#04-17
Statistical Analysis of a Telephone Call Center:
A Queuing-Science Perspective

Lawrence Brown, Noah Gans, Avishai Mandelbaum,
Anat Sakov, Haipeng Shen, Sergey Zeltyn, and
Linda Zhao

Abstract: TA call center is a service network in which agents provide telephone-based services. Customers that seek these services are delayed in tele-queues. This paper summarizes an analysis of a unique record of call center operations. The data comprise
a complete operational history of a small banking call center, call by call, over a full year. Taking the perspective of queueing theory, we decompose the service process into three fundamental components: arrivals, customer patience, and service durations. Each component involves different basic mathematical structures and requires a different style of statistical analysis. Some of the key empirical results are sketched, along with descriptions of the varied techniques required. Several statistical techniques are developed for analysis of the basic components. One of these is a test that a point process is a Poisson process. Another involves estimation of the mean function
in a nonparametric regression with lognormal errors.
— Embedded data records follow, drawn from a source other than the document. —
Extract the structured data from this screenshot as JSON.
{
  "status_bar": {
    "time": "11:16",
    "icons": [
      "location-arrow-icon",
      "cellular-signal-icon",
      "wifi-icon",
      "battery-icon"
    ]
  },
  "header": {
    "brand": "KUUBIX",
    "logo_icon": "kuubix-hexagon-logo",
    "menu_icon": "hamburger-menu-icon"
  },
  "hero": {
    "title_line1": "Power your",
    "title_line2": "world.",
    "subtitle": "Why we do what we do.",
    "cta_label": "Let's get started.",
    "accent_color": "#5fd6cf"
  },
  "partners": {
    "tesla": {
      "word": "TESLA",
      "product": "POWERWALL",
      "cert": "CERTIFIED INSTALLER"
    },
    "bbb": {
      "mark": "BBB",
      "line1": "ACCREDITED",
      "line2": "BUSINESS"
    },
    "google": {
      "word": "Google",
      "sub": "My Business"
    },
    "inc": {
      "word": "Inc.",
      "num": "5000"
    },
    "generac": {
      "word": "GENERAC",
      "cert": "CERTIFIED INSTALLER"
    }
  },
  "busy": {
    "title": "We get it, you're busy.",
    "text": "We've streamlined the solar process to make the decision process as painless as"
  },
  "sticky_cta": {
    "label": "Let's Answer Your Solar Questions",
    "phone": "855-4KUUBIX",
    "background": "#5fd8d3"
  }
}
A new graphical technique is introduced for nonparametric hazard rate estimation with censored data. Models are developed and implemented for forecasting of Poisson arrival rates. We then survey how the characteristics educed from the statistical analyses form the building blocks for theoretically interesting and practically useful mathematical models for call center operations.

Keywords: call centers, queueing theory, multiserver queues, Erlang-C, Erlang-A, queueing science, arrivals, abandonment, service times, lognormal distribution, inhomogeneous Poisson process, censored data, human patience, prediction of Poisson rates, Khintchine-Pollaczek formula.